The Presbyterian Layman
Special Report – Confessing Church Movement
April 2001 – Volume 34, Number 3 – Posted April 20, 2001

Rhetoric and reality

“But this could lead to a split!” has been the reaction of some liberal leaders to the Confessing Church Movement now gathering momentum within the Presbyterian Church (USA). The reaction implies that should some Presbyterian individuals and congregations publicly acknowledge their commitments to Jesus as Lord, the authority of Scripture and God’s call to a life of holiness, such actions could result in denominational division.

The Covenant Network, Witherspoon Society, Voices of Sophia, Semper Reformanda and More Light Presbyterians all have undertaken efforts similar to the Confessing Church Movement’s attempt to link like-minded individuals and congregations. The leaders of these independent, incorporated organizations are Presbyterian ministers and elders who teach that the Bible is wrong and who proclaim that they will violate the promises they made to God when they were ordained. Yet they are the ones applying the label “schismatic” to Presbyterians who have announced their desire to remain faithful to the teachings of Scripture and to their ordination vows.

How ironic.

Contrary to such inflammatory rhetoric, the Confessing Church Movement will not create a division within the PCUSA. Rather, the grassroots emergence of this movement – from a congregation to a presbytery to the denomination as a whole – grows out of the undeniable reality that this denomination is already deeply divided.

While the causes of division are many, three are especially prominent. First, Presbyterians are separated by irreconcilable beliefs about the person and work of Jesus. Was Jesus, as many modern liberals maintain, merely human, a good, God-conscious moral teacher, one of infinitely many valid approaches to the divine? Or is Jesus who the Bible says he is: eternally existing, fully God and fully human, the only mediator between a holy God and sinful humanity?

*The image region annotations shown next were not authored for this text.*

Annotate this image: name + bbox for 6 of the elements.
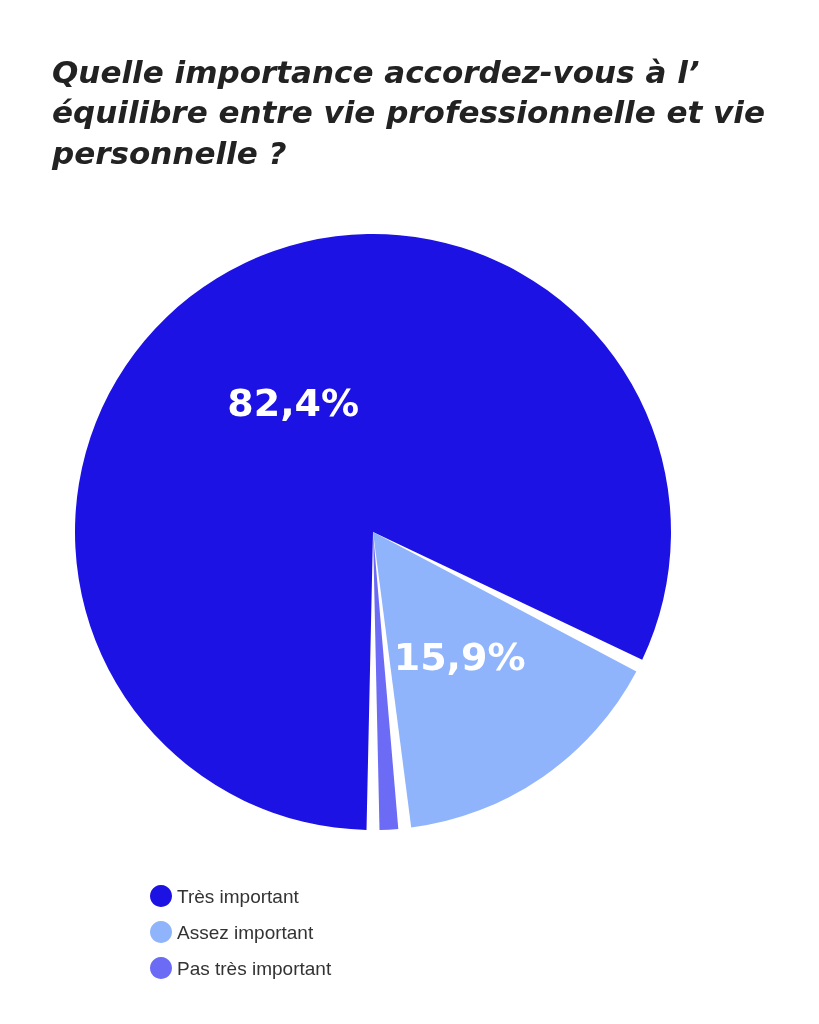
data-label: 15,9% <box>393 634 526 679</box>
legend-label: Assez important <box>177 921 314 943</box>
data-label: 82,4% <box>227 380 360 425</box>
legend-label: Pas très important <box>177 957 332 979</box>
chart-title: Quelle importance accordez-vous à l’ équilibre entre vie professionnelle et vie personnelle ? <box>52 53 766 173</box>
legend-label: Très important <box>177 885 300 907</box>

Such questions highlight the second area of division, the nature and authority of Scripture. Some Presbyterians believe the Bible is a flawed and fallible human product, one that needs constant revision to accommodate shifting social standards. Other Presbyterians accept the Bible’s own self-attestation: “All Scripture is God-breathed and useful for teaching, rebuking, correcting and training in righteousness” (II Tim. 3:16).

These causes of division lead to the third. If, as some maintain, Jesus is merely a good teacher and Biblical teachings may be discarded when they fail to fit a social situation, righteousness is a moving target. If, however, Jesus is God incarnate and Scripture is God-breathed, God’s standards for Christian faith and life are unchanging and inviolable.

In all three of these areas, the Confessing Church Movement stands firmly with Scripture, the Reformed tradition and orthodox Christians throughout the ages. Those who would move themselves and others beyond the bounds of the one, holy, catholic and apostolic church must accept responsibility for dividing our denomination, the unity of which they once vowed to uphold.

And those who join the Confessing Church Movement must remember and proclaim that it is not schismatic to stand where the Church has always stood.